There is much (most of it critical) that I could say about Culadasa’s ten-stage meditation program, but the fact that this is just a review doesn’t allow for such a consideration. Positively, his meditation teaching provides plenty of interesting information and helpful insights regarding remedial spiritual practice, but when he gets into the deeper, more esoteric aspects of the Illumination project, he reveals his un-en-Light-enment. This is most blatantly evident when he discourses on jhanas (states of contemplative absorption) and nimittas (“illumination phenomena”). Esteemed Buddhist monk Thanissaro Bhikku discounts the importance of nimittas, and so do I (see my two-star review of Ajahn Brahm’s “Mindfulness, Bliss, and Beyond”).

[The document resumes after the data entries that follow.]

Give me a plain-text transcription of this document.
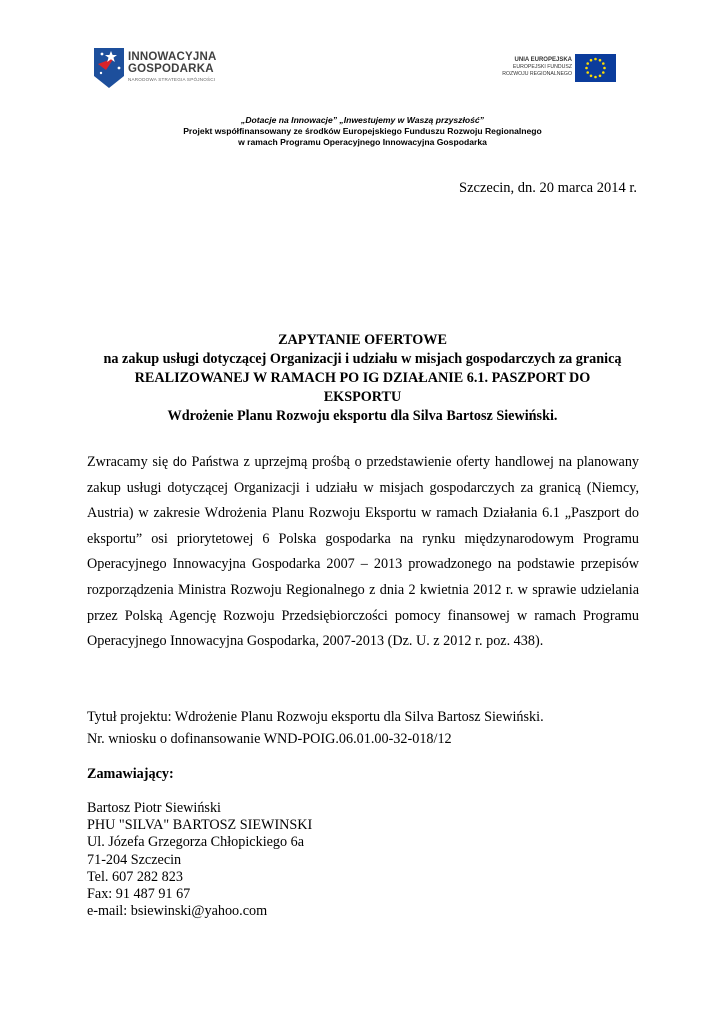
INNOWACYJNA
GOSPODARKA
NARODOWA STRATEGIA SPÓJNOŚCI
UNIA EUROPEJSKA
EUROPEJSKI FUNDUSZ
ROZWOJU REGIONALNEGO
„Dotacje na Innowacje” „Inwestujemy w Waszą przyszłość”
Projekt współfinansowany ze środków Europejskiego Funduszu Rozwoju Regionalnego
w ramach Programu Operacyjnego Innowacyjna Gospodarka
Szczecin, dn. 20 marca 2014 r.
ZAPYTANIE OFERTOWE
na zakup usługi dotyczącej Organizacji i udziału w misjach gospodarczych za granicą
REALIZOWANEJ W RAMACH PO IG DZIAŁANIE 6.1. PASZPORT DO
EKSPORTU
Wdrożenie Planu Rozwoju eksportu dla Silva Bartosz Siewiński.
Zwracamy się do Państwa z uprzejmą prośbą o przedstawienie oferty handlowej na planowany zakup usługi dotyczącej Organizacji i udziału w misjach gospodarczych za granicą (Niemcy, Austria) w zakresie Wdrożenia Planu Rozwoju Eksportu w ramach Działania 6.1 „Paszport do eksportu” osi priorytetowej 6 Polska gospodarka na rynku międzynarodowym Programu Operacyjnego Innowacyjna Gospodarka 2007 – 2013 prowadzonego na podstawie przepisów rozporządzenia Ministra Rozwoju Regionalnego z dnia 2 kwietnia 2012 r. w sprawie udzielania przez Polską Agencję Rozwoju Przedsiębiorczości pomocy finansowej w ramach Programu Operacyjnego Innowacyjna Gospodarka, 2007-2013 (Dz. U. z 2012 r. poz. 438).
Tytuł projektu: Wdrożenie Planu Rozwoju eksportu dla Silva Bartosz Siewiński.
Nr. wniosku o dofinansowanie WND-POIG.06.01.00-32-018/12
Zamawiający:
Bartosz Piotr Siewiński
PHU "SILVA" BARTOSZ SIEWINSKI
Ul. Józefa Grzegorza Chłopickiego 6a
71-204 Szczecin
Tel. 607 282 823
Fax: 91 487 91 67
e-mail: bsiewinski@yahoo.com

What particularly bothers me about Culadasa is his spiritual ignorance. He might look like Yoda, but he’s a hardly a gnostic sage. For instance, when he introduces his path, in Step 1: Focus on the Present, he writes, “First close your eyes and spend few moments becoming fully present… remain in the present here and now.” Then he proceeds to elaborate his 10-stage teaching, which is a stepped-down, complex, and contracted path – a retraction from the integral and radical (or gone-to-the root) Dzogchen practice of simply remaining present (and spontaneously transcending binding acts of attention). The highest spiritual practice in mystical traditions is direct, immediate presence, or awareness. Culadasa starts you there, but instead of instructing you how to remain there, he then launches you on a progressive spiritual path (based on reductive acts of attention) that, in effect, exploits your suffering and seeking.

This is a difficult book for me to rate, because while it’s a cool and engrossing read on meditation and the mind (which most neophytes and novices will appreciate), it’s also a deeply flawed one that suffers terribly from Dharma perversion and the author’s spiritual, ontological, and epistemological ignorance. After considerable internal debate, I’ve decided to give it three stars.